Ms Harvey lost consciousness at one point during the six-hour ordeal but eventually came back to and managed to run away. Pictured is her injured arm 

Mr Harvey said his daughter had been changed, possibly forever, by her experience.

He said: ‘She used to be so outgoing, so full of life. She was just a normal 19-year-old.

‘Going out with her friends, having fun. So bright, so lovely.

‘Now she spend so much time in her bedroom. She rarely goes out. The physical scars will heal, but I’m not so sure that the mental ones will.

‘I think she may be forever looking over her shoulder, worrying that something like this might happen again.’

Mr Harvey said he still felt anger towards the youth responsible for the savagery.

‘It was a shocking attack and he could have easily killed her,’ he said. ‘I am angry at him for what he has done to my girl. It is clear that he is a dangerous individual.

‘He clearly needs psychiatric help, but, at the same time, the public needs protecting from him.

‘I don’t think the sentence he has been given is long enough. He will be out soon, and what then?

‘He could easily do the same again but this time with a more serious outcome. The court heard that he had a lot of previous convictions for violence.’

He also wanted to warn teenagers to be careful about who they meet after chatting online.

‘Emily’s horrific experience shows just how important it is for parents children to talk honestly about what is going on in their lives,’ he said. 

‘What it also illustrates is everyone, particularly teenage girls, should perhaps talk to family or friends before meeting someone they only know over the internet.

‘Anyone can pretend to be anyone in a chat room. This shows that a dangerous person can be sweetness and light online, then show a different side in person.

‘All we can do is be there for her and support her and love her as much as we can.’ 

At the trial last month, prosecutor Jonathan Dunne told the court that the boy had 10 previous convictions for 20 offences.

His first recorded conviction was for battery in 2014 when he was 14.

Other convictions included racially aggravated assaults, theft, and criminal damage. He had also pushed a five-year-old child into a canal.

The court heard that a pre-sentence report by the probation service had classified the boy as a dangerous individual.

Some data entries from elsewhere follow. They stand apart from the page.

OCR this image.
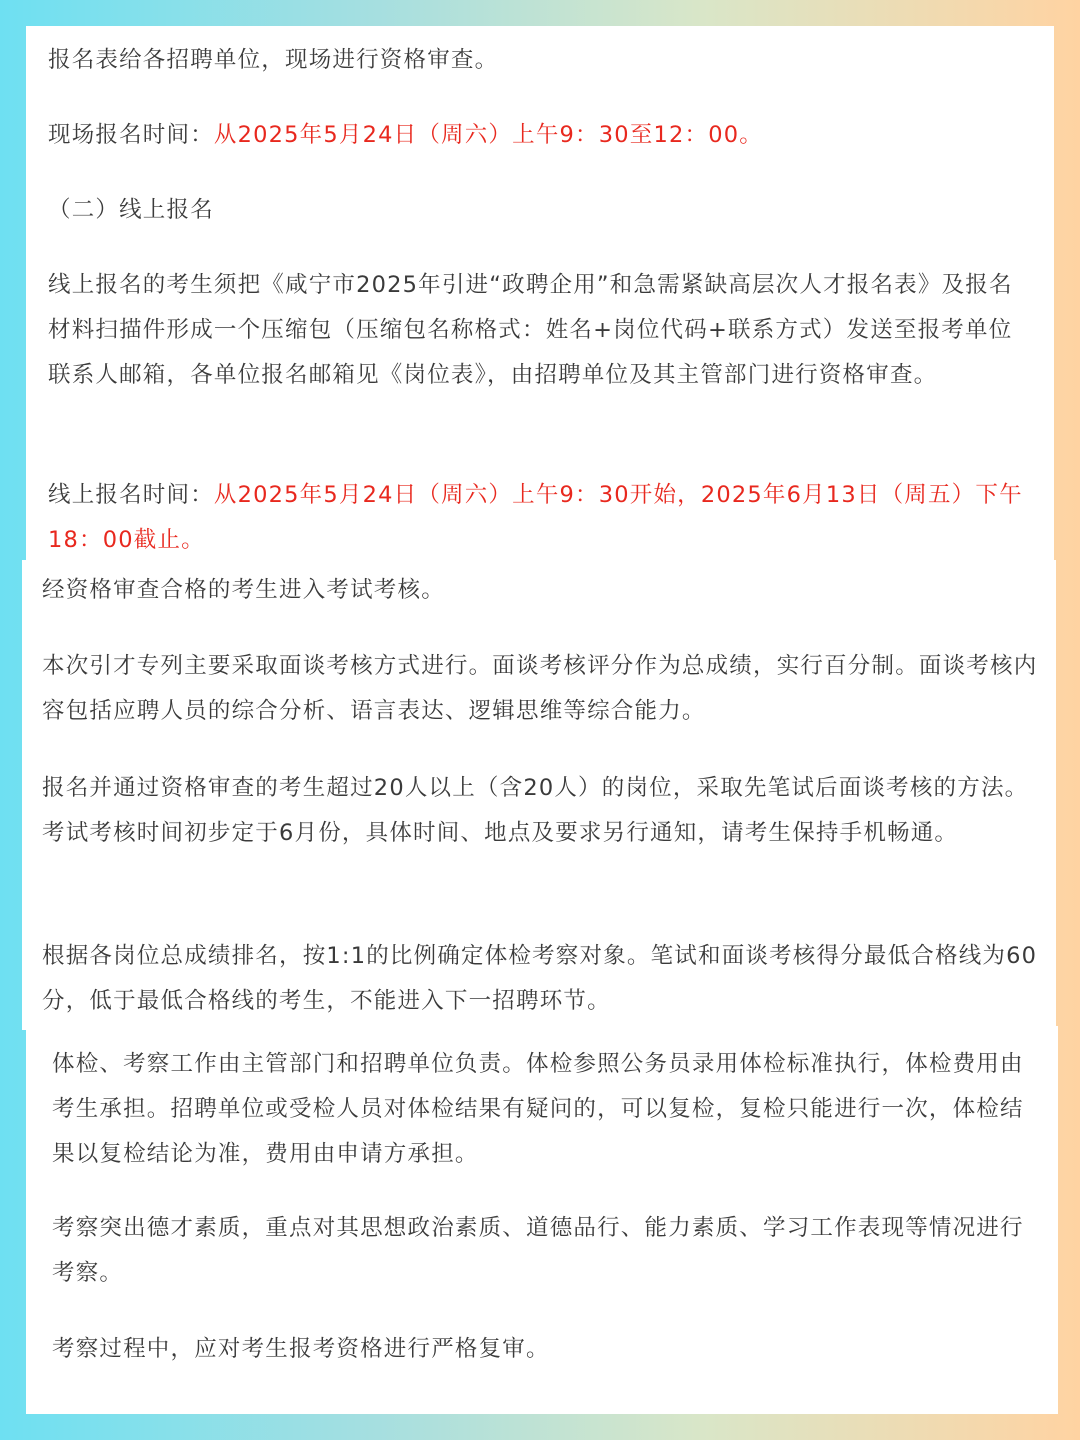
报名表给各招聘单位，现场进行资格审查。

现场报名时间：从2025年5月24日（周六）上午9：30至12：00。

（二）线上报名

线上报名的考生须把《咸宁市2025年引进“政聘企用”和急需紧缺高层次人才报名表》及报名材料扫描件形成一个压缩包（压缩包名称格式：姓名+岗位代码+联系方式）发送至报考单位联系人邮箱，各单位报名邮箱见《岗位表》，由招聘单位及其主管部门进行资格审查。

线上报名时间：从2025年5月24日（周六）上午9：30开始，2025年6月13日（周五）下午18：00截止。

经资格审查合格的考生进入考试考核。

本次引才专列主要采取面谈考核方式进行。面谈考核评分作为总成绩，实行百分制。面谈考核内容包括应聘人员的综合分析、语言表达、逻辑思维等综合能力。

报名并通过资格审查的考生超过20人以上（含20人）的岗位，采取先笔试后面谈考核的方法。考试考核时间初步定于6月份，具体时间、地点及要求另行通知，请考生保持手机畅通。

根据各岗位总成绩排名，按1:1的比例确定体检考察对象。笔试和面谈考核得分最低合格线为60分，低于最低合格线的考生，不能进入下一招聘环节。

体检、考察工作由主管部门和招聘单位负责。体检参照公务员录用体检标准执行，体检费用由考生承担。招聘单位或受检人员对体检结果有疑问的，可以复检，复检只能进行一次，体检结果以复检结论为准，费用由申请方承担。

考察突出德才素质，重点对其思想政治素质、道德品行、能力素质、学习工作表现等情况进行考察。

考察过程中，应对考生报考资格进行严格复审。
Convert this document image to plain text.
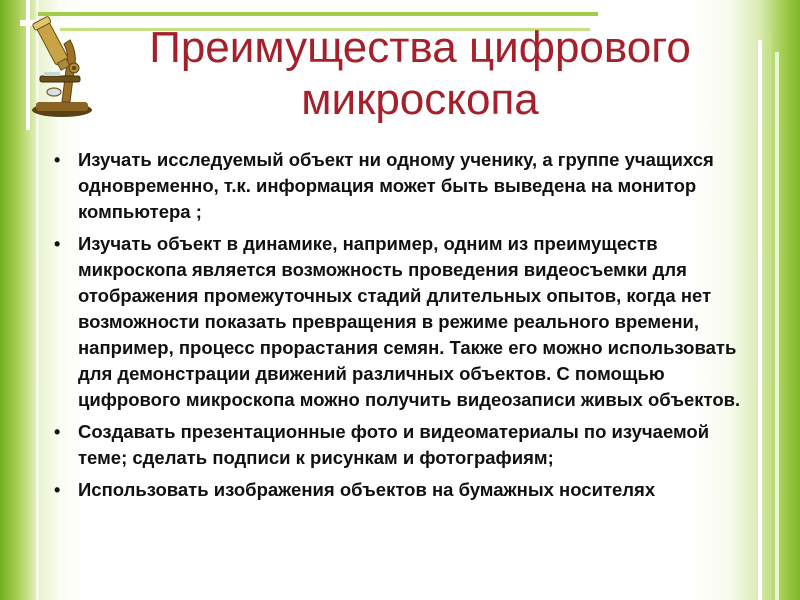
Преимущества цифрового микроскопа
• Изучать исследуемый объект ни одному ученику, а группе учащихся одновременно, т.к. информация может быть выведена на монитор компьютера ;
• Изучать объект в динамике, например, одним из преимуществ микроскопа является возможность проведения видеосъемки для отображения промежуточных стадий длительных опытов, когда нет возможности показать превращения в режиме реального времени, например, процесс прорастания семян. Также его можно использовать для демонстрации движений различных объектов. С помощью цифрового микроскопа можно получить видеозаписи живых объектов.
• Создавать презентационные фото и видеоматериалы по изучаемой теме; сделать подписи к рисункам и фотографиям;
• Использовать изображения объектов на бумажных носителях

Mr Dunne said: ‘The report states that he poses a high risk of harm to the public, to males or females, if he feels they have wronged him in some way.

‘It says he presents a very high risk of harm to females if he has some intimate involvement with them.’

Gary Short, defending, said his client had mental health issues.

Mr Short said: ‘He has his own particular difficulties. Clearly, immaturity is one of them. He is not your average type of 17-year-old.

‘He’s totally disgusted with himself. He knows full well that this young woman will carry the effects of this terrible offence with her for some time.’

Sentencing, Judge Dean told the boy: ‘I hope after this that you will no longer be a danger to the public when you are released.’

He made an indeterminate order banning the boy from contacting his victim.